In software engineering every blueprint is already a product. This product is very malleable. As such, it doesn’t make sense to create another blueprint if you already have one. You need to go back split the initial blueprint, pick the parts that you need, complement with missing part, and ship your new product. You product will consist of parts of old blueprint and new blueprints.
In science we add layers of knowledge on top of existing layers. We restructure existing knowledge, but we never recreate existing concepts. Nobody has several implementations of Newtonian physics where gravity works slightly different in different implementations. Software engineering should employ similar approach. Reusable implementations of existing algorithms that can be assembled into anything we want like Lego bricks.
Modern programming languages are a break through in this area.

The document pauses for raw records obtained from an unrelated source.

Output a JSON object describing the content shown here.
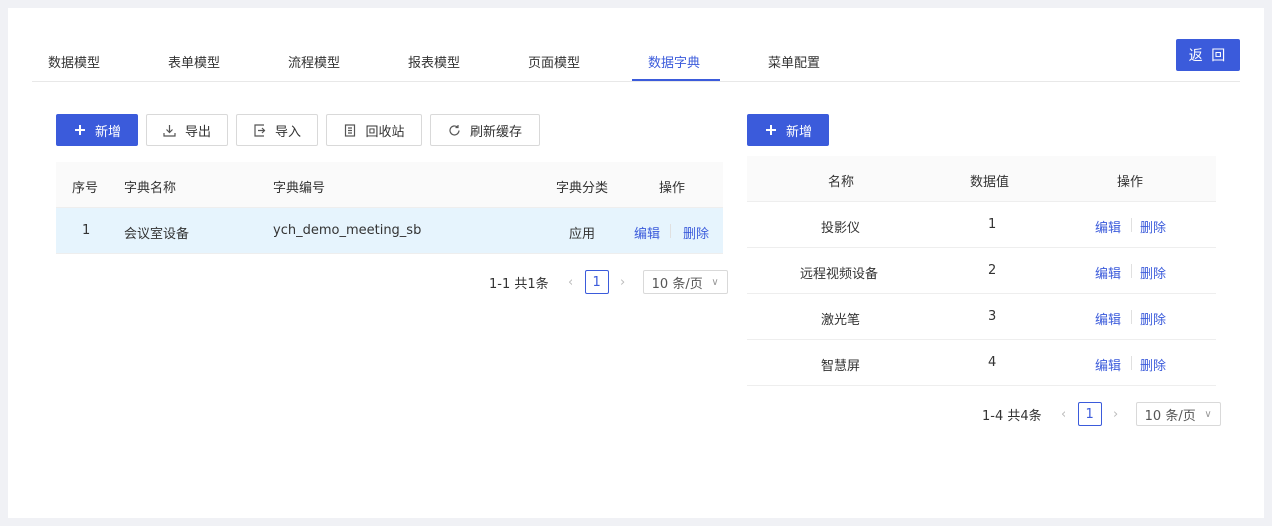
{
  "tabs": [
    {
      "label": "数据模型"
    },
    {
      "label": "表单模型"
    },
    {
      "label": "流程模型"
    },
    {
      "label": "报表模型"
    },
    {
      "label": "页面模型"
    },
    {
      "label": "数据字典",
      "active": true
    },
    {
      "label": "菜单配置"
    }
  ],
  "back_label": "返 回",
  "left": {
    "toolbar": {
      "add": "新增",
      "export": "导出",
      "import": "导入",
      "recycle": "回收站",
      "refresh": "刷新缓存"
    },
    "columns": [
      "序号",
      "字典名称",
      "字典编号",
      "字典分类",
      "操作"
    ],
    "rows": [
      {
        "index": "1",
        "name": "会议室设备",
        "code": "ych_demo_meeting_sb",
        "category": "应用",
        "edit": "编辑",
        "delete": "删除"
      }
    ],
    "pager": {
      "total": "1-1 共1条",
      "page": "1",
      "size": "10 条/页"
    }
  },
  "right": {
    "add": "新增",
    "columns": [
      "名称",
      "数据值",
      "操作"
    ],
    "rows": [
      {
        "name": "投影仪",
        "value": "1",
        "edit": "编辑",
        "delete": "删除"
      },
      {
        "name": "远程视频设备",
        "value": "2",
        "edit": "编辑",
        "delete": "删除"
      },
      {
        "name": "激光笔",
        "value": "3",
        "edit": "编辑",
        "delete": "删除"
      },
      {
        "name": "智慧屏",
        "value": "4",
        "edit": "编辑",
        "delete": "删除"
      }
    ],
    "pager": {
      "total": "1-4 共4条",
      "page": "1",
      "size": "10 条/页"
    }
  },
  "colors": {
    "accent": "#3b5bdb",
    "selected_row": "#e6f4fd",
    "header_bg": "#fafafa"
  }
}
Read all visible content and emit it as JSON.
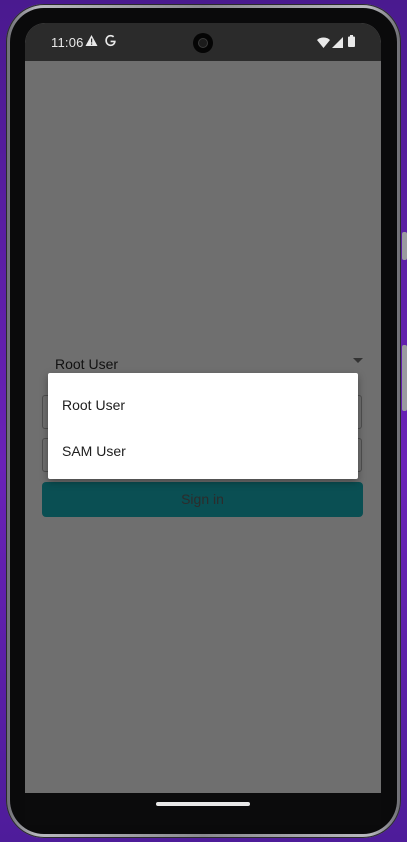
{
  "status_bar": {
    "time": "11:06",
    "icons": [
      "warning-icon",
      "google-g-icon",
      "wifi-icon",
      "cell-signal-icon",
      "battery-icon"
    ]
  },
  "login": {
    "user_type_selected": "Root User",
    "signin_label": "Sign in"
  },
  "dropdown": {
    "options": [
      "Root User",
      "SAM User"
    ]
  },
  "colors": {
    "scrim": "#6f6f6f",
    "signin_button": "#0a4f53",
    "status_bar": "#2b2b2b"
  }
}
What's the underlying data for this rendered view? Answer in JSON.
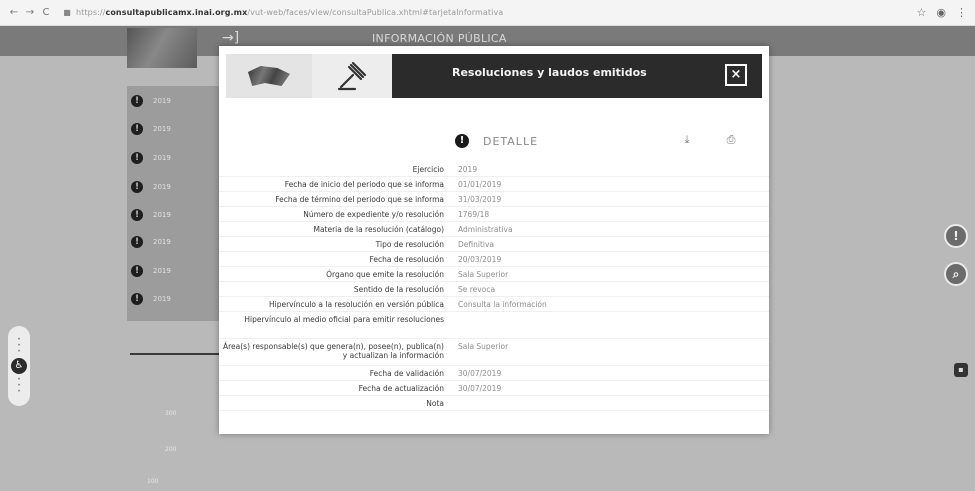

But we still have a huge gap between the abstractions that modern languages provide and library primitives. Languages give us too small abstractions. Libraries give us too big abstractions. The great number of different languages only inhibits the formation of this middle layer.
So, let’s start picking our tools and libraries carefully without creating redundancy. Let’s tear existing tools apart in order to create new tools from those parts. Those smaller parts in their turn can serve somebody else in their projects.
And we need to have one language that is truly universal. We don’t have such a language yet. This language should produce truly composable primitives. So far it looks like Haskell is the one. Though the language research is still in progress.
I’m happy to report that in recent years great software with focused purpose started emerging. I would like to endorse suckless tools. They provide truly reusable pieces of software. Xmonad and similar minimalistic window managers perfectly complement suckless tools. These programs allow you to build desktop environment that can evolve with your understanding of efficient workspace.
Unix philosophy is another great example of how composable programs can be built. It looks like there is a way. We just need to try harder.